Çin’in politikalarına karşı kendi dijital bağımsızlık bildirisini hazırlayan ABD, Trump yönetimi tarafından yayınlanan Temiz Ağ Girişimi (Clean Network Initiative) metni Çin Komünist Partisi’nin yarattığı tehdide değinerek ülkedeki mobil uygulama, bulut bilişim ve telekomünikasyon hizmet sağlayıcılarının denetlenmesi ve kısıtlanmasına odaklanmıştı.
.@StateDept: Temiz Ağ Girişimi, Çin Komünist Partisi gibi otoriter ve kötü niyetli aktörlerin, özgür dünyada var olan verilerin gizliliği, güvenlik ve insan haklarına karşı yönelttiği uzun vadeli tehditlerle başa çıkmayı amaçlayan kapsamlı bir çabadır. https://t.co/0YQZYVgZOX https://t.co/33VLoDVQUt
— U.S. Embassy Turkey (@USEmbassyTurkey) August 17, 2020
Bu gerilim atmosferinde, Çin ve ABD şirketlerinin bulut bilişim alanındaki tekelinden endişe duyan Avrupa Birliği GAIA-X Projesi ile Avrupa merkezli şirketlerin yerel bulut sunucularına yönlendirilmesini hedefliyor. Küresel şirketlerin hareket alanını kısıtlayan GDPR (Genel Veri Koruma Yönetmeliği) önlemleri de yerel şirketlerin rekabet ortamına tutunabilmesi için avantaj sağlıyor.
Küresel Bulut, mümkün mü?
Dijital bağımsızlık yönündeki trendin yarattığı dijital savaşların kullanıcının zararına olduğu artık tartışmasız bir gerçek.
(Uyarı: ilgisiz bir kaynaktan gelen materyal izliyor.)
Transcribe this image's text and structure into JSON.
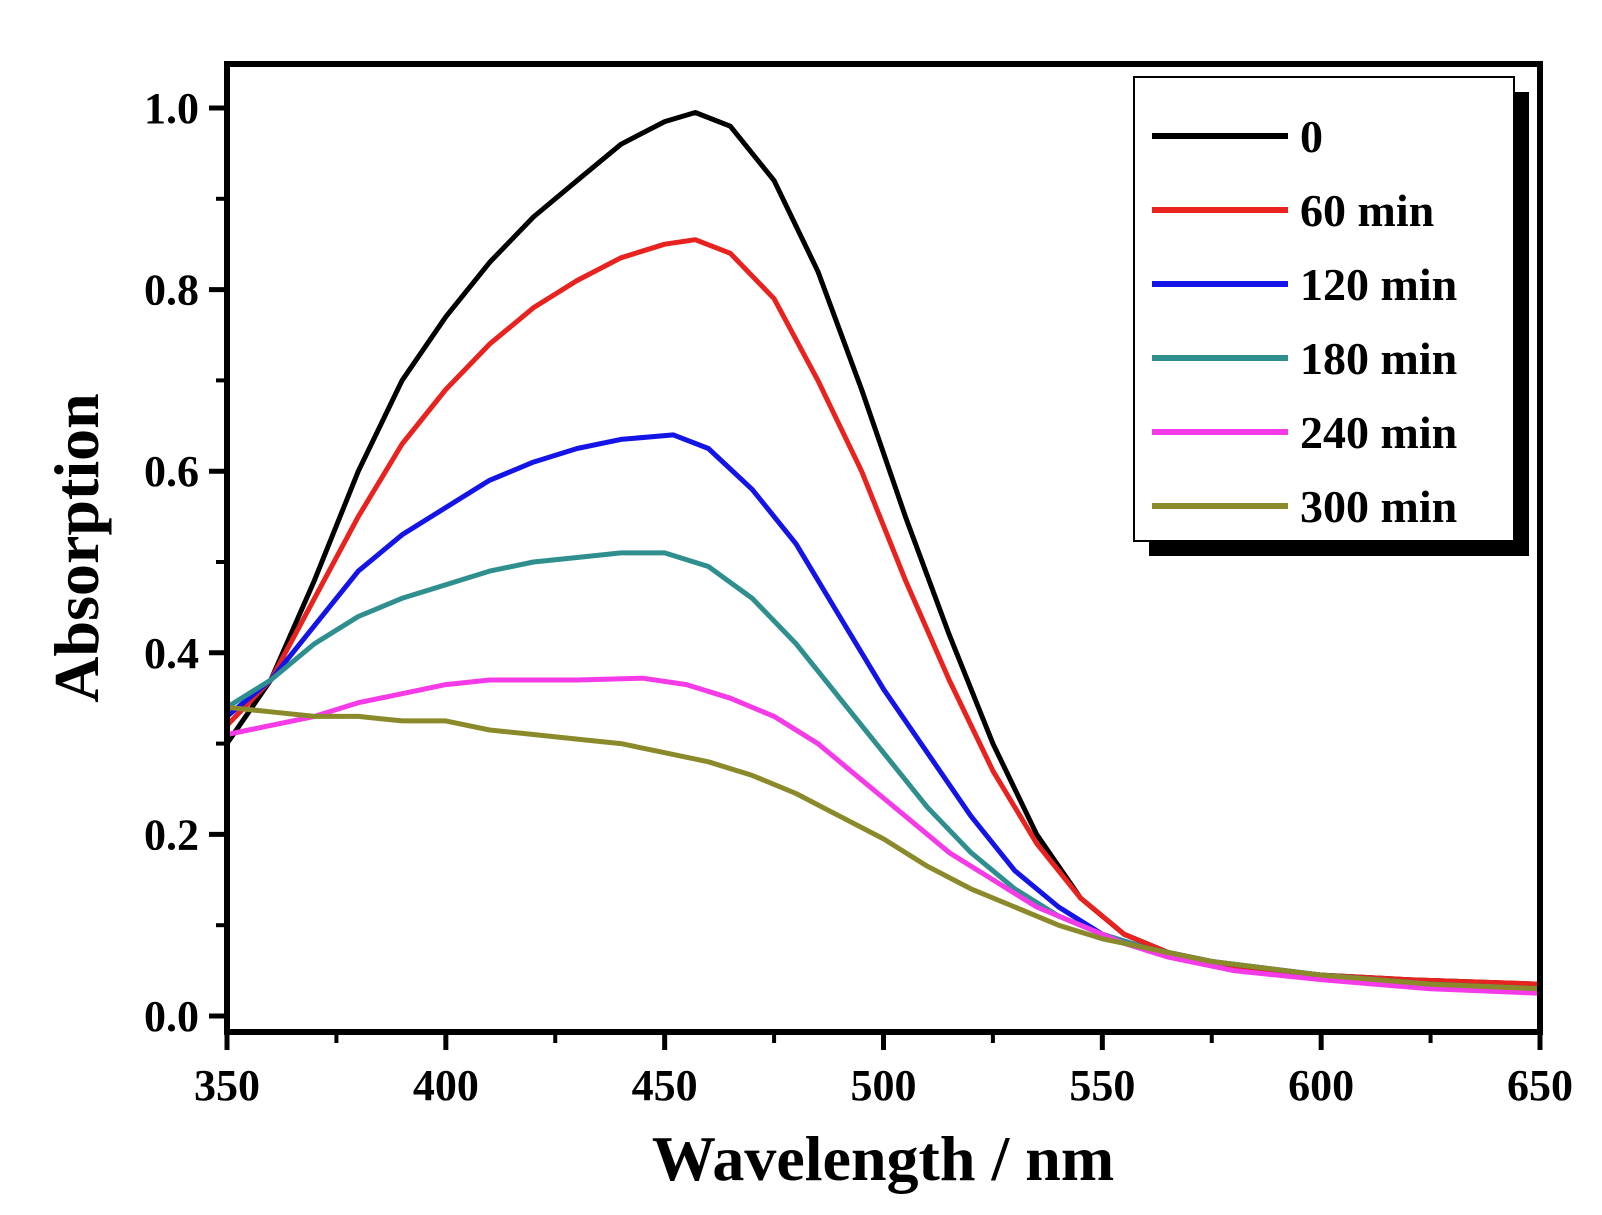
{
  "chart_data": {
    "type": "line",
    "title": "",
    "xlabel": "Wavelength / nm",
    "ylabel": "Absorption",
    "xlim": [
      350,
      650
    ],
    "ylim": [
      0.0,
      1.0
    ],
    "x_ticks": [
      350,
      400,
      450,
      500,
      550,
      600,
      650
    ],
    "x_tick_labels": [
      "350",
      "400",
      "450",
      "500",
      "550",
      "600",
      "650"
    ],
    "y_ticks": [
      0.0,
      0.2,
      0.4,
      0.6,
      0.8,
      1.0
    ],
    "y_tick_labels": [
      "0.0",
      "0.2",
      "0.4",
      "0.6",
      "0.8",
      "1.0"
    ],
    "grid": false,
    "legend_position": "top-right",
    "series": [
      {
        "name": "0",
        "color": "#000000",
        "points": [
          [
            350,
            0.3
          ],
          [
            360,
            0.37
          ],
          [
            370,
            0.48
          ],
          [
            380,
            0.6
          ],
          [
            390,
            0.7
          ],
          [
            400,
            0.77
          ],
          [
            410,
            0.83
          ],
          [
            420,
            0.88
          ],
          [
            430,
            0.92
          ],
          [
            440,
            0.96
          ],
          [
            450,
            0.985
          ],
          [
            457,
            0.995
          ],
          [
            465,
            0.98
          ],
          [
            475,
            0.92
          ],
          [
            485,
            0.82
          ],
          [
            495,
            0.69
          ],
          [
            505,
            0.55
          ],
          [
            515,
            0.42
          ],
          [
            525,
            0.3
          ],
          [
            535,
            0.2
          ],
          [
            545,
            0.13
          ],
          [
            555,
            0.09
          ],
          [
            565,
            0.07
          ],
          [
            580,
            0.055
          ],
          [
            600,
            0.045
          ],
          [
            620,
            0.04
          ],
          [
            650,
            0.035
          ]
        ]
      },
      {
        "name": "60 min",
        "color": "#e8231f",
        "points": [
          [
            350,
            0.32
          ],
          [
            360,
            0.37
          ],
          [
            370,
            0.46
          ],
          [
            380,
            0.55
          ],
          [
            390,
            0.63
          ],
          [
            400,
            0.69
          ],
          [
            410,
            0.74
          ],
          [
            420,
            0.78
          ],
          [
            430,
            0.81
          ],
          [
            440,
            0.835
          ],
          [
            450,
            0.85
          ],
          [
            457,
            0.855
          ],
          [
            465,
            0.84
          ],
          [
            475,
            0.79
          ],
          [
            485,
            0.7
          ],
          [
            495,
            0.6
          ],
          [
            505,
            0.48
          ],
          [
            515,
            0.37
          ],
          [
            525,
            0.27
          ],
          [
            535,
            0.19
          ],
          [
            545,
            0.13
          ],
          [
            555,
            0.09
          ],
          [
            565,
            0.07
          ],
          [
            580,
            0.055
          ],
          [
            600,
            0.045
          ],
          [
            620,
            0.04
          ],
          [
            650,
            0.035
          ]
        ]
      },
      {
        "name": "120 min",
        "color": "#1414e6",
        "points": [
          [
            350,
            0.33
          ],
          [
            360,
            0.37
          ],
          [
            370,
            0.43
          ],
          [
            380,
            0.49
          ],
          [
            390,
            0.53
          ],
          [
            400,
            0.56
          ],
          [
            410,
            0.59
          ],
          [
            420,
            0.61
          ],
          [
            430,
            0.625
          ],
          [
            440,
            0.635
          ],
          [
            452,
            0.64
          ],
          [
            460,
            0.625
          ],
          [
            470,
            0.58
          ],
          [
            480,
            0.52
          ],
          [
            490,
            0.44
          ],
          [
            500,
            0.36
          ],
          [
            510,
            0.29
          ],
          [
            520,
            0.22
          ],
          [
            530,
            0.16
          ],
          [
            540,
            0.12
          ],
          [
            550,
            0.09
          ],
          [
            560,
            0.075
          ],
          [
            575,
            0.06
          ],
          [
            600,
            0.045
          ],
          [
            625,
            0.035
          ],
          [
            650,
            0.03
          ]
        ]
      },
      {
        "name": "180 min",
        "color": "#2f8f8f",
        "points": [
          [
            350,
            0.34
          ],
          [
            360,
            0.37
          ],
          [
            370,
            0.41
          ],
          [
            380,
            0.44
          ],
          [
            390,
            0.46
          ],
          [
            400,
            0.475
          ],
          [
            410,
            0.49
          ],
          [
            420,
            0.5
          ],
          [
            430,
            0.505
          ],
          [
            440,
            0.51
          ],
          [
            450,
            0.51
          ],
          [
            460,
            0.495
          ],
          [
            470,
            0.46
          ],
          [
            480,
            0.41
          ],
          [
            490,
            0.35
          ],
          [
            500,
            0.29
          ],
          [
            510,
            0.23
          ],
          [
            520,
            0.18
          ],
          [
            530,
            0.14
          ],
          [
            540,
            0.11
          ],
          [
            550,
            0.09
          ],
          [
            560,
            0.075
          ],
          [
            575,
            0.06
          ],
          [
            600,
            0.045
          ],
          [
            625,
            0.035
          ],
          [
            650,
            0.03
          ]
        ]
      },
      {
        "name": "240 min",
        "color": "#f53ae8",
        "points": [
          [
            350,
            0.31
          ],
          [
            360,
            0.32
          ],
          [
            370,
            0.33
          ],
          [
            380,
            0.345
          ],
          [
            390,
            0.355
          ],
          [
            400,
            0.365
          ],
          [
            410,
            0.37
          ],
          [
            420,
            0.37
          ],
          [
            430,
            0.37
          ],
          [
            445,
            0.372
          ],
          [
            455,
            0.365
          ],
          [
            465,
            0.35
          ],
          [
            475,
            0.33
          ],
          [
            485,
            0.3
          ],
          [
            495,
            0.26
          ],
          [
            505,
            0.22
          ],
          [
            515,
            0.18
          ],
          [
            525,
            0.15
          ],
          [
            535,
            0.12
          ],
          [
            545,
            0.1
          ],
          [
            555,
            0.08
          ],
          [
            565,
            0.065
          ],
          [
            580,
            0.05
          ],
          [
            600,
            0.04
          ],
          [
            625,
            0.03
          ],
          [
            650,
            0.025
          ]
        ]
      },
      {
        "name": "300 min",
        "color": "#8a8a2a",
        "points": [
          [
            350,
            0.34
          ],
          [
            360,
            0.335
          ],
          [
            370,
            0.33
          ],
          [
            380,
            0.33
          ],
          [
            390,
            0.325
          ],
          [
            400,
            0.325
          ],
          [
            410,
            0.315
          ],
          [
            420,
            0.31
          ],
          [
            430,
            0.305
          ],
          [
            440,
            0.3
          ],
          [
            450,
            0.29
          ],
          [
            460,
            0.28
          ],
          [
            470,
            0.265
          ],
          [
            480,
            0.245
          ],
          [
            490,
            0.22
          ],
          [
            500,
            0.195
          ],
          [
            510,
            0.165
          ],
          [
            520,
            0.14
          ],
          [
            530,
            0.12
          ],
          [
            540,
            0.1
          ],
          [
            550,
            0.085
          ],
          [
            560,
            0.075
          ],
          [
            575,
            0.06
          ],
          [
            600,
            0.045
          ],
          [
            625,
            0.035
          ],
          [
            650,
            0.03
          ]
        ]
      }
    ]
  }
}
Taraf ülkelerin ortak prosedür ve standartlarda uzlaşarak devletlerin ulaşabileceği verileri tanımlaması kritik bir gereklilik haline geldi. Ekonomik Kalkınma ve İş Birliği Örgütü (OECD)‘nün Uluslararası Yapay Zekâ İlkeleri bu tür bir oluşum için güzel bir örnek teşkil ediyor.
Devletlerin dijital bağımsızlık motivasyonunun ardındaki ulusal ve siyasi güvenlik, ekonomik rekabet gibi geçerli endişelerin anlaşılması ve çözüme kavuşturulması ile dijital barışın korunması sağlanabilir. Veri güvenliğini korurken, özgürlük ve rekabetçilik dengesinin korunması da ana odaklardan biri olmalı.